MAJ. TOWNSEND BELL
State Bar President, 1943-1944
Maj. Townsend Bell was President of the State Bar of Texas during the 1943-1944 term when full aid to the war effort was the prime objective of the Bar. During this year the State Bar also helped to sponsor a traffic court conference and an institute on the fundamentals of federal taxation. Bell was born in Tenaha, Texas, on December 4, 1897. After his graduation from high school, he served in the U.S. Armed Forces during World War I. Following the war he enrolled at the University of Texas where he received his LL.B. degree in 1923. He was student editor of the 1922-1923 Texas Law Review and a member of the Chancellors and the Delta Sigma Rho and Phi Delta Theta fraternities.
Bell began his legal career as district attorney of the 4th Judicial District (Rusk, Shelby, and Panola Counties). Later he moved to Beaumont, and from 1926-1930 he was associated with the law office of Orgain & Carroll.

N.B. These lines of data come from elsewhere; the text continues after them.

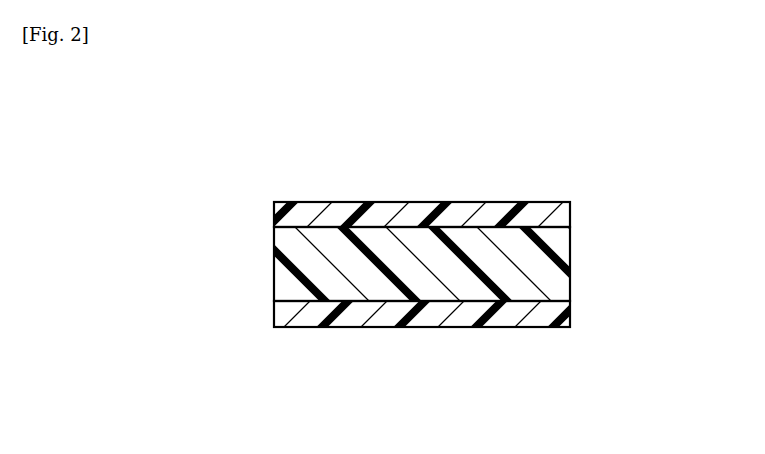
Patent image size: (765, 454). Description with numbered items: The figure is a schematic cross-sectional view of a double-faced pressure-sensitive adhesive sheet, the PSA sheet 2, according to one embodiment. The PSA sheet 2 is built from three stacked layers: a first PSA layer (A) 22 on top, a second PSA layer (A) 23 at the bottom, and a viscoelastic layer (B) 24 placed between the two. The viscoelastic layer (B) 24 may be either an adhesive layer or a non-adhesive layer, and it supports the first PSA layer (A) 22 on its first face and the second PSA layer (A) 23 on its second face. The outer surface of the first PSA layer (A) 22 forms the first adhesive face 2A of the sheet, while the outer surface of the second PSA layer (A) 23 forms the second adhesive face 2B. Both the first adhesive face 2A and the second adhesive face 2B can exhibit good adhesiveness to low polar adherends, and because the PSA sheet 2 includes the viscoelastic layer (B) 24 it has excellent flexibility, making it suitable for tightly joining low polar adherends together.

The PSA sheet 2 is at (305, 183).
The first PSA layer (A) 22 is at (569, 214).
The viscoelastic layer (B) 24 is at (569, 278).
The second PSA layer (A) 23 is at (570, 320).
The first surface (first adhesive face) 2A is at (515, 202).
The second surface (second adhesive face) 2B is at (500, 327).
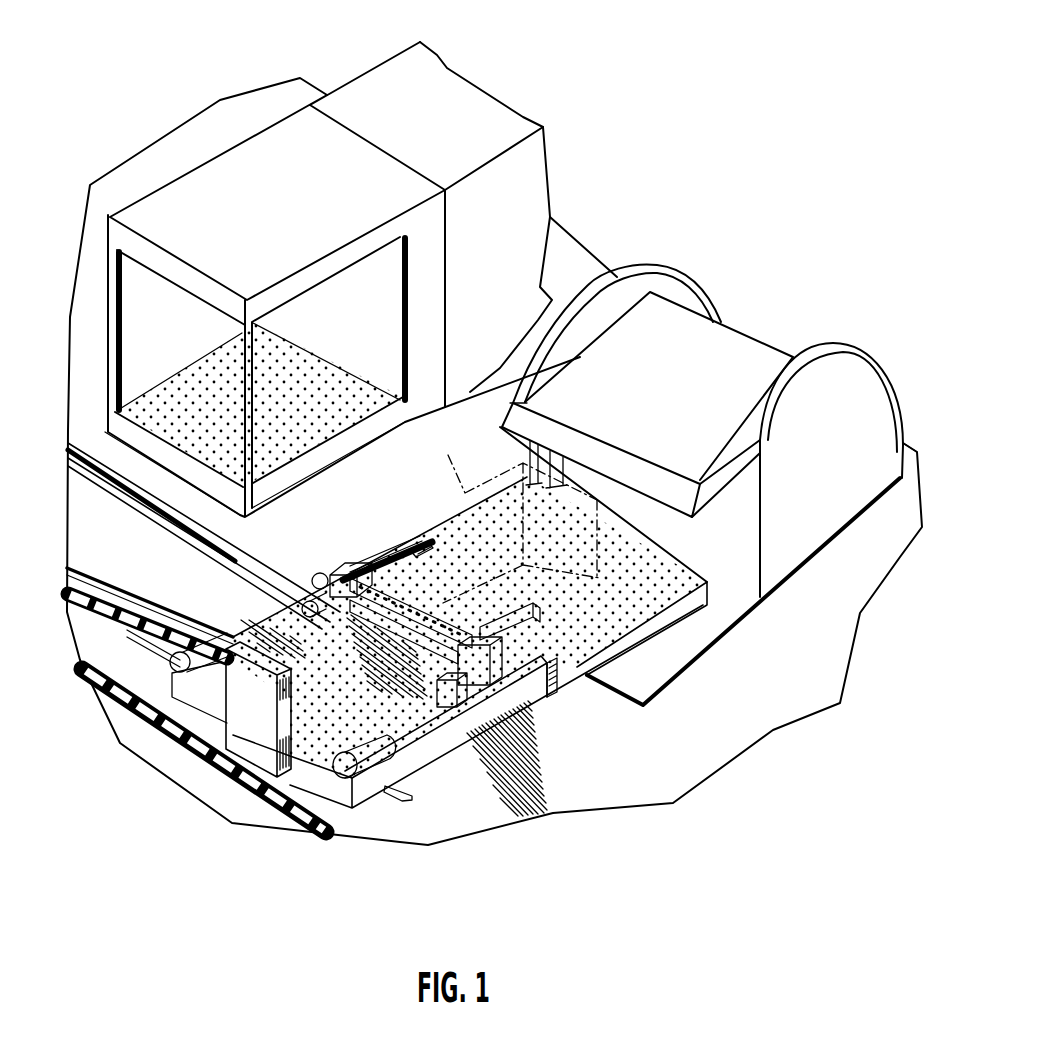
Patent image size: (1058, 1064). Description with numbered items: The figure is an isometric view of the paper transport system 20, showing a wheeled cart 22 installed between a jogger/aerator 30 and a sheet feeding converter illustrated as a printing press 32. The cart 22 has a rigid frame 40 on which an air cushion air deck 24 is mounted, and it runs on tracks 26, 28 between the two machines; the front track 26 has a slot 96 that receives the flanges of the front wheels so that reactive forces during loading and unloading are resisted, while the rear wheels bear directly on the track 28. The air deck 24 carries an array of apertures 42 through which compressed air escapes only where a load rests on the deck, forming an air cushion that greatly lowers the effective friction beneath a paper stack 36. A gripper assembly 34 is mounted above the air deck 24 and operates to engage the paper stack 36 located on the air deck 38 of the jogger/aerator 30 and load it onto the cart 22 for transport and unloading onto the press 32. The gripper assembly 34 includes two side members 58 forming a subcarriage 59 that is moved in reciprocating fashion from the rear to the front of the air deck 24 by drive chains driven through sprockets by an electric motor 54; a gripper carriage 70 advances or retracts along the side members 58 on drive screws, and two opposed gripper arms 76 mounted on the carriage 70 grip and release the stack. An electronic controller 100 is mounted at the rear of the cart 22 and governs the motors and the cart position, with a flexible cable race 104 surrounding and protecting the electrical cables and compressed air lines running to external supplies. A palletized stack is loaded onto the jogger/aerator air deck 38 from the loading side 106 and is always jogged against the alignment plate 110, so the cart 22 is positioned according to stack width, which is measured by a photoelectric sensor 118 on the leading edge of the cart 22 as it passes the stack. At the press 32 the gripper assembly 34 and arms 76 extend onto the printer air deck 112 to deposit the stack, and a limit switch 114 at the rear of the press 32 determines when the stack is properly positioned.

The paper transport system 20 is at (84, 678).
The wheeled cart 22 is at (537, 708).
The air cushion air deck 24 is at (335, 733).
The track 26 is at (264, 568).
The track 28 is at (126, 631).
The jogger/aerator 30 is at (754, 318).
The printing press 32 is at (312, 67).
The gripper assembly 34 is at (361, 556).
The paper stack 36 is at (475, 540).
The air deck of the jogger/aerator 38 is at (607, 643).
The rigid frame 40 is at (430, 762).
The apertures 42 is at (303, 643).
The electric motor 54 is at (176, 664).
The gripper assembly side member 58 is at (308, 603).
The gripper assembly subcarriage 59 is at (528, 647).
The gripper carriage 70 is at (428, 657).
The gripper arms 76 is at (416, 541).
The slot 96 is at (245, 548).
The electronic controller 100 is at (274, 716).
The flexible cable race 104 is at (129, 606).
The loading side 106 is at (670, 633).
The alignment plate 110 is at (529, 455).
The printer air deck 112 is at (360, 421).
The limit switch 114 is at (334, 345).
The photoelectric sensor 118 is at (553, 667).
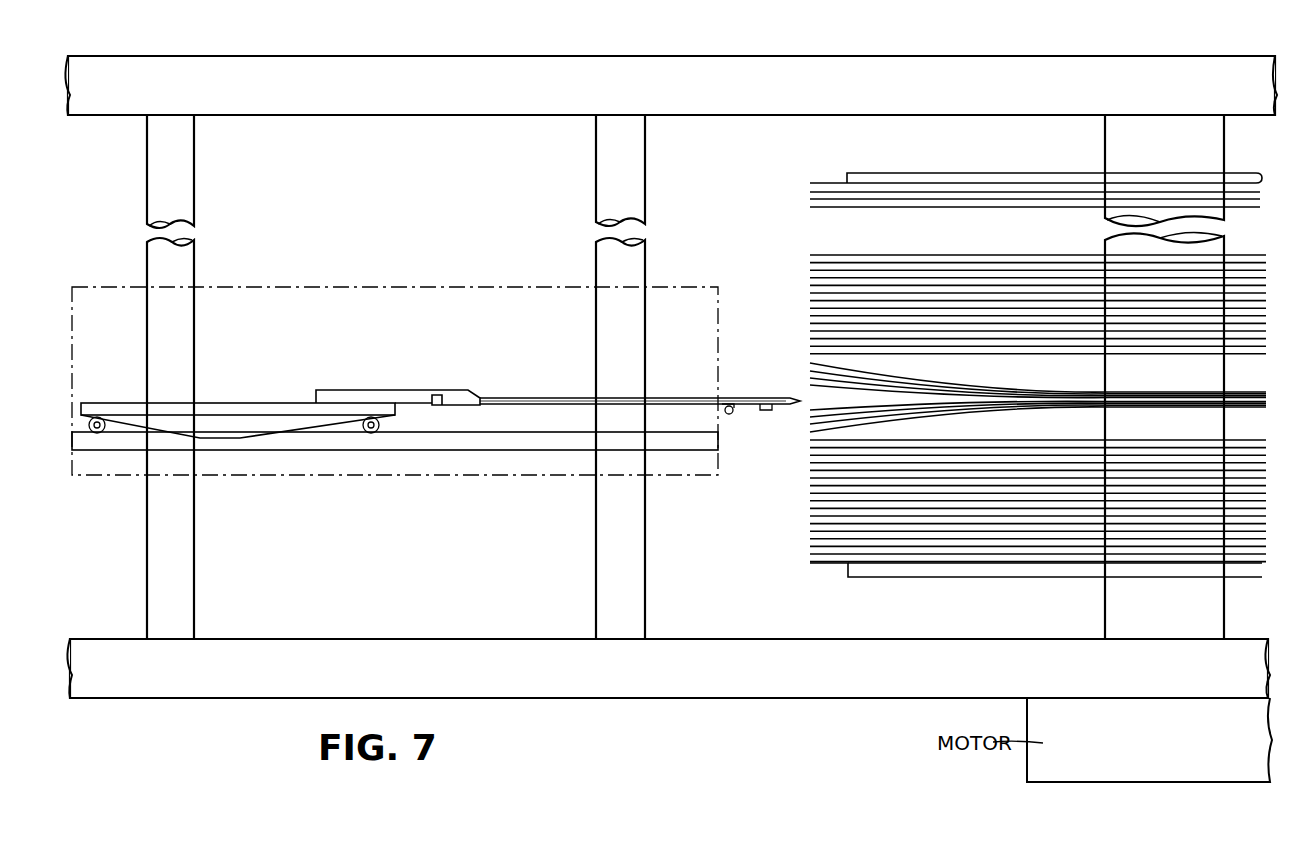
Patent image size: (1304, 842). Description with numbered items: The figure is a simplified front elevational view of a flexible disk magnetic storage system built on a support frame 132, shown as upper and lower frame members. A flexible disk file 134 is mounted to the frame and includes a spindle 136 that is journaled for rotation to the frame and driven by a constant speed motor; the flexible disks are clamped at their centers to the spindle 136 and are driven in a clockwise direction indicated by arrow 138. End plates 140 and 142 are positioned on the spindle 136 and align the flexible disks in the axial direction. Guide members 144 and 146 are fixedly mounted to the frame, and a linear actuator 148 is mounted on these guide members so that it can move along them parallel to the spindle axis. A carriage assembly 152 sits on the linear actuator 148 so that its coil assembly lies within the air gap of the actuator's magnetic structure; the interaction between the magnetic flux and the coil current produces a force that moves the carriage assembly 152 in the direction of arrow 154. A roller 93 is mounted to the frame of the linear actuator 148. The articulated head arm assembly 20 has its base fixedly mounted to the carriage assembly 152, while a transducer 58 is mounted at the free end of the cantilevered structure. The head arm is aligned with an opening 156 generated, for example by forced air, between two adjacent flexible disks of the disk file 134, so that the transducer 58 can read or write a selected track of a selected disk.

The articulated head arm assembly 20 is at (483, 394).
The transducer 58 is at (767, 412).
The roller 93 is at (731, 414).
The support frame 132 is at (372, 117).
The flexible disk file 134 is at (878, 582).
The spindle 136 is at (1212, 147).
The arrow 138 is at (1083, 125).
The end plate 140 is at (997, 563).
The end plate 142 is at (920, 182).
The guide member 144 is at (188, 572).
The guide member 146 is at (632, 580).
The linear actuator 148 is at (388, 287).
The carriage assembly 152 is at (245, 431).
The arrow 154 is at (510, 420).
The opening 156 is at (824, 394).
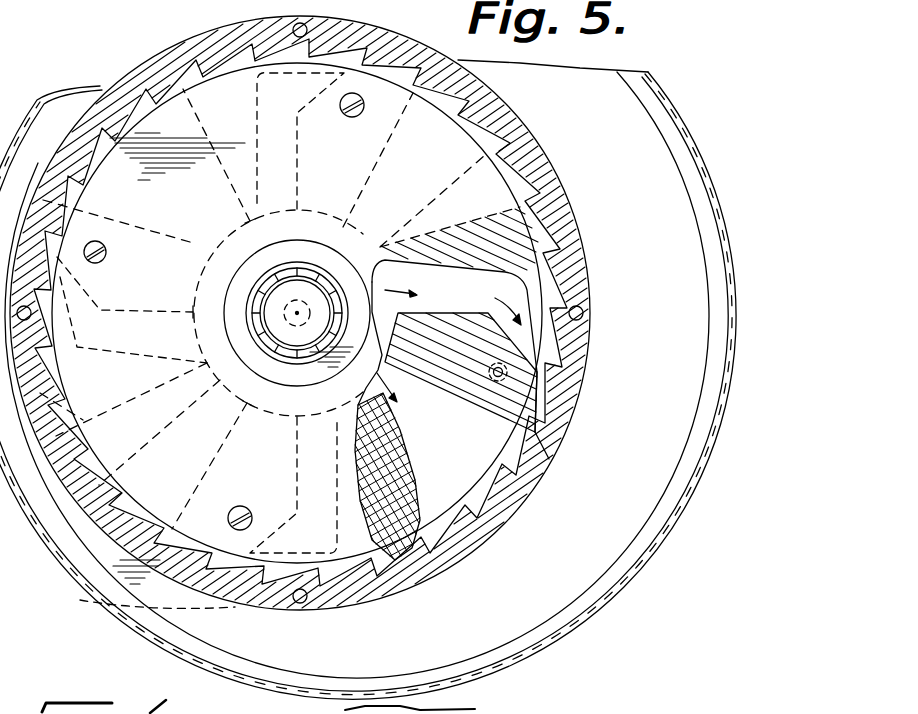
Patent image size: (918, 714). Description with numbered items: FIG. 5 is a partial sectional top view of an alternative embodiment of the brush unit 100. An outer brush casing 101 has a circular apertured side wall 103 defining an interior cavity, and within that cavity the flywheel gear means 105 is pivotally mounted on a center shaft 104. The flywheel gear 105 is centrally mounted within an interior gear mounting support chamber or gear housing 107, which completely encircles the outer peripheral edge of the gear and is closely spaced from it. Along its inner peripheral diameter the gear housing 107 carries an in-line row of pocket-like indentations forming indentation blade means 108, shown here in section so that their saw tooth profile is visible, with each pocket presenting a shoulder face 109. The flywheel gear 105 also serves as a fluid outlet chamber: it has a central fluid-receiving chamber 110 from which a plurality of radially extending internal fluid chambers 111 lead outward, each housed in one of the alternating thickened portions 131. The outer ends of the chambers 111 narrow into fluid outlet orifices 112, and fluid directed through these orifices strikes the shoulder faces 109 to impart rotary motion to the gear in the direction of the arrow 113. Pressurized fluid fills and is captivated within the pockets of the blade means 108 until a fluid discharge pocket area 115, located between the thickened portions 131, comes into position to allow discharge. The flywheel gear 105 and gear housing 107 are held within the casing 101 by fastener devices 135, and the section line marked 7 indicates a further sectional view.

The brush unit 100 is at (703, 98).
The outer brush casing 101 is at (733, 302).
The circular apertured side wall 103 is at (722, 398).
The center shaft 104 is at (296, 288).
The flywheel gear means 105 is at (182, 247).
The gear housing 107 is at (466, 546).
The indentation blade means 108 is at (568, 392).
The shoulder faces 109 is at (483, 492).
The central fluid-receiving chamber 110 is at (300, 250).
The internal fluid chambers 111 is at (292, 141).
The fluid outlet orifices 112 is at (566, 352).
The arrow 113 is at (410, 630).
The fluid discharge pocket area 115 is at (507, 108).
The thickened portions 131 is at (270, 437).
The fastener devices 135 is at (93, 237).
The section line 7 is at (77, 236).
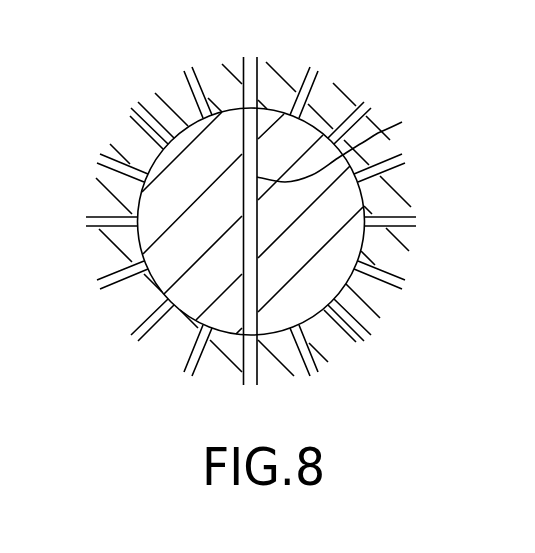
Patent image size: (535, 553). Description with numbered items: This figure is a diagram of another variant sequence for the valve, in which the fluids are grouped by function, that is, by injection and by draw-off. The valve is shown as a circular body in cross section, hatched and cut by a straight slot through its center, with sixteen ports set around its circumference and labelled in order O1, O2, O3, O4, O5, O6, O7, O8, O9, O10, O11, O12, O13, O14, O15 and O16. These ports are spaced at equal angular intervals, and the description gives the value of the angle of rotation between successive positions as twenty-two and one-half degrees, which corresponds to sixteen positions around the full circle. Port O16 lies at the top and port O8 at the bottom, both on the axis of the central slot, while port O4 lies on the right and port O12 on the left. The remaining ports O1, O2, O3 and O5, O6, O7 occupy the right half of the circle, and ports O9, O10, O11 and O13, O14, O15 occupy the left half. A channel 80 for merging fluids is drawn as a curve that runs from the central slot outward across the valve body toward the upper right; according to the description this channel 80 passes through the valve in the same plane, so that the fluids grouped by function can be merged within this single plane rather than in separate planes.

The channel for merging fluids 80 is at (342, 145).
The opening O1 is at (308, 75).
The opening O2 is at (359, 111).
The opening O3 is at (392, 165).
The opening O4 is at (402, 237).
The opening O5 is at (390, 289).
The opening O6 is at (358, 338).
The opening O7 is at (310, 374).
The opening O8 is at (250, 386).
The opening O9 is at (189, 373).
The opening O10 is at (141, 337).
The opening O11 is at (109, 294).
The opening O12 is at (95, 228).
The opening O13 is at (106, 153).
The opening O14 is at (141, 104).
The opening O15 is at (189, 71).
The opening O16 is at (251, 60).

He became a partner of this firm in 1930 and remained with it and its successor firms until his death. Besides being President of the State Bar, Bell also served on the Board of Directors; and in 1955-1960 he was vice-chairman of the State Bar Committee on Nuclear Energy. He was also a past president of the Jefferson County Bar Association and was the Beaumont Legal Secretaries' first "Boss of the Year" in 1961. Bell once served as vice-president of the Federation of Insurance Counsel. He was on the boards of directors of Texas Southern University and the Texas Law Enforcement & Youth Foundation, as well as a research fellow and advisory board member of the Southwestern Legal Foundation. He also belonged to the International Association of Insurance Counsel and was a Fellow of both the American College of Probate Counsel and the American Bar Foundation. Bell was a deacon in the Calder Baptist Church and a member of the Beaumont Country Club. He was married and the father of two sons. He died on March 1, 1969.